Highlight the Viability of your Business Opportunities
In the excitement over new business prospects, entrepreneurs may fail to highlight the profitability of a certain opportunity, and the road to exploiting it successfully. Ensure that the audience is able to fully understand the details of your plan. Focus on the hows and whys as comprehensively as possible. Make sure that the executive summary, especially, describes the venture in fullest, and readable, detail.
Involve your Stakeholders in Writing the Plan
Do not let any one person write the business plan all on their lonesome. Business plans can easily fail to achieve their purpose if written without consultation with key players.
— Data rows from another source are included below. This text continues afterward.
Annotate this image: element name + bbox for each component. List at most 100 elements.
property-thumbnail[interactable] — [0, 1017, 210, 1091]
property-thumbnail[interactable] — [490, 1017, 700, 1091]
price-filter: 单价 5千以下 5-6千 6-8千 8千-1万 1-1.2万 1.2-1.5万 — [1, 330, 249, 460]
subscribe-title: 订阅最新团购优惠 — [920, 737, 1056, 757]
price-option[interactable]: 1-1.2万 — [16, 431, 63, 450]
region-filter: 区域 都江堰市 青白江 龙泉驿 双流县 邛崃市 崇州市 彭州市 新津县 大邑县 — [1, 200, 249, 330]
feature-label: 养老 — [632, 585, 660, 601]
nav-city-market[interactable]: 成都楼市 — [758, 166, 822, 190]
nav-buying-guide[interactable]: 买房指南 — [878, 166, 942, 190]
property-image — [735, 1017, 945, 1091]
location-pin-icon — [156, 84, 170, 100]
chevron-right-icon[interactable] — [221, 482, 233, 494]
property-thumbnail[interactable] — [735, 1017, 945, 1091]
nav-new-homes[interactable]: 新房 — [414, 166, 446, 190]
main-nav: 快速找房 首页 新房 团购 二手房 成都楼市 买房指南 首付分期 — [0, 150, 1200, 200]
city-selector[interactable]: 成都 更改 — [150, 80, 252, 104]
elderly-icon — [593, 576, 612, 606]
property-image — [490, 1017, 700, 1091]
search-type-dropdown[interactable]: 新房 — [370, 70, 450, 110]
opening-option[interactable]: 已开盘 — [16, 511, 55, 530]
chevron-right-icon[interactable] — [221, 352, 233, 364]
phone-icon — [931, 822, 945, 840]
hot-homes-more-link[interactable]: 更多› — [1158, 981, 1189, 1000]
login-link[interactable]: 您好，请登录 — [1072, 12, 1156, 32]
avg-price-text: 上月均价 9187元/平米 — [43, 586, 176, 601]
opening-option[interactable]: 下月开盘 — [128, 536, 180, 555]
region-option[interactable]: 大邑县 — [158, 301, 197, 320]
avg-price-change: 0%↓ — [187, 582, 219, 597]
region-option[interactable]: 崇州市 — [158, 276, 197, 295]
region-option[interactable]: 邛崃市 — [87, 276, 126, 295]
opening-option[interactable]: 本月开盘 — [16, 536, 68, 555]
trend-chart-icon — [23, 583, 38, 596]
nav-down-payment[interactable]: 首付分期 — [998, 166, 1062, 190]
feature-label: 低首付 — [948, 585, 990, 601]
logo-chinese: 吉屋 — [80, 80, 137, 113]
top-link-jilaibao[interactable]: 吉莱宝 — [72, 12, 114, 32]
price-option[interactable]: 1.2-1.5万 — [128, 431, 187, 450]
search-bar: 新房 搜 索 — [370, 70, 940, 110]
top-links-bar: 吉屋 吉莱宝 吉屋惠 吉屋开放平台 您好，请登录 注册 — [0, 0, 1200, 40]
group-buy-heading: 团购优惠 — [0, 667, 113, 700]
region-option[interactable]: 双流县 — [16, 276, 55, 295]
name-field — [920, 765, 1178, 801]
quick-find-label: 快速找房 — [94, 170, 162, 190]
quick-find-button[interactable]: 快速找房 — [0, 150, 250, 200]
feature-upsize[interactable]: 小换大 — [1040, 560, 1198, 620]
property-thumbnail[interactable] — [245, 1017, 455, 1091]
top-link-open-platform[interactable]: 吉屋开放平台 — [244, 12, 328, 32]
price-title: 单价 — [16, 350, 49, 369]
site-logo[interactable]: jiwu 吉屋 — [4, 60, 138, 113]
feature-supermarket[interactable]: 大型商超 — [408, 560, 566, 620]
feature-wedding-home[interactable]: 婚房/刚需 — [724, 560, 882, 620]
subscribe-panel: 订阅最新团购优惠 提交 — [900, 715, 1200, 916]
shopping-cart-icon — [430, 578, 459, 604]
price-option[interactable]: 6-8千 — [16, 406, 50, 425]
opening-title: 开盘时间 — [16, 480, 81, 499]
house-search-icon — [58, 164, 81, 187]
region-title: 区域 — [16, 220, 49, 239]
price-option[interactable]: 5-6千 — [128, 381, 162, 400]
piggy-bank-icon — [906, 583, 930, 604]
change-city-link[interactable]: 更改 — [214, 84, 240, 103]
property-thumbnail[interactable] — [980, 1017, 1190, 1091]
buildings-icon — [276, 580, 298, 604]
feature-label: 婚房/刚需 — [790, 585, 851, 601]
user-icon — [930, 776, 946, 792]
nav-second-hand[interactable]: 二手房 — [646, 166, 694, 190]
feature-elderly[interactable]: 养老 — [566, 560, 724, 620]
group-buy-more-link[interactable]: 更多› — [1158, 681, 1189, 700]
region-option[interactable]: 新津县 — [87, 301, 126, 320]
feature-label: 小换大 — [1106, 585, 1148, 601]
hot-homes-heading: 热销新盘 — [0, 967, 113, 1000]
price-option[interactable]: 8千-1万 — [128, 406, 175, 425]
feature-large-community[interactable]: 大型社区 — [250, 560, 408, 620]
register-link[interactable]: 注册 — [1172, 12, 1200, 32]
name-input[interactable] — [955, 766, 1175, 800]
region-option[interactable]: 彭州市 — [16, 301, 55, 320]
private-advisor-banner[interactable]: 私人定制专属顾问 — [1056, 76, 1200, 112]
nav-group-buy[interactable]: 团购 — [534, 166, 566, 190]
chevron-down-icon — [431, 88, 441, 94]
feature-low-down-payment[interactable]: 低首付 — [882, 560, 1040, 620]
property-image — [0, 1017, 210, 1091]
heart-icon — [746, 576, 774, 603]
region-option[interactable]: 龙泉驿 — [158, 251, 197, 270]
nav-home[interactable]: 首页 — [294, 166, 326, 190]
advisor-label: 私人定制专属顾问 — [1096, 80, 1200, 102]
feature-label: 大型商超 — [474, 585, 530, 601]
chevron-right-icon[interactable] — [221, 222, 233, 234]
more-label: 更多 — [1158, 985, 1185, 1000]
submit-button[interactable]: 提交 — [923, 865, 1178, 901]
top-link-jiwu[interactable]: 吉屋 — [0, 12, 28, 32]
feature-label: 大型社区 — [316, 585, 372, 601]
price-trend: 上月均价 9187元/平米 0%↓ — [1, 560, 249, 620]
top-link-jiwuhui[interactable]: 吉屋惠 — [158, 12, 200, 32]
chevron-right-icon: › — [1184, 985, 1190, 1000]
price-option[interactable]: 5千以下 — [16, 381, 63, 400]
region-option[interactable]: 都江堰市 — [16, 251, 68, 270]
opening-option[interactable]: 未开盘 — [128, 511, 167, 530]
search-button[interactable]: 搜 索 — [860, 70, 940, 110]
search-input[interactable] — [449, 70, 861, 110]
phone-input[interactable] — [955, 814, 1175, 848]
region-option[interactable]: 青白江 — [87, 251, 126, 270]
A lone consultant will not be completely aware of all the intricacies of the business, and so it is extremely important to have consultations with key players and stakeholders in the business. If the people most involved in the business are not as involved in the writing of the plan, the odds of a successful execution fall dramatically.
Make your Objectives Clear
As the introduction mentioned, it’s important to tailor your plan according to your objective. However, too many entrepreneurs fail to make their objectives clear within the business plan itself. Do not just have a short-sighted focus on your product or idea. Know what it is that the plan is meant to achieve. Is it to secure investment? If so, detail the risks and returns involved in the investment. Talk about cash flow sources and the timeframe involved. Don’t leave the investor confused about the merits of the investment.
Have a Thorough Financial Model
Make sure your budgets account for your expenses. And keep your revenue and cost assumptions as accurate as possible. This will cause your cash flows to remain steady, allowing the business to grow and securing your stakeholders’ trust.
Do not Downplay the Importance of Good Cash Flow Management
Cash is not the same as profits. Every entrepreneur needs to understand that positive cash flows do not necessarily signify profit. In fact, many businesses actually fail due to insolvency, not lack of profitability. Especially during the initial phase of a business, entrepreneurs need to employ good cash flow management in order to handle the low cash flows coming in when compared to the cash flows going out. The business plan needs to account for the losses likely in the first months of starting up, including figures like overdraft limits.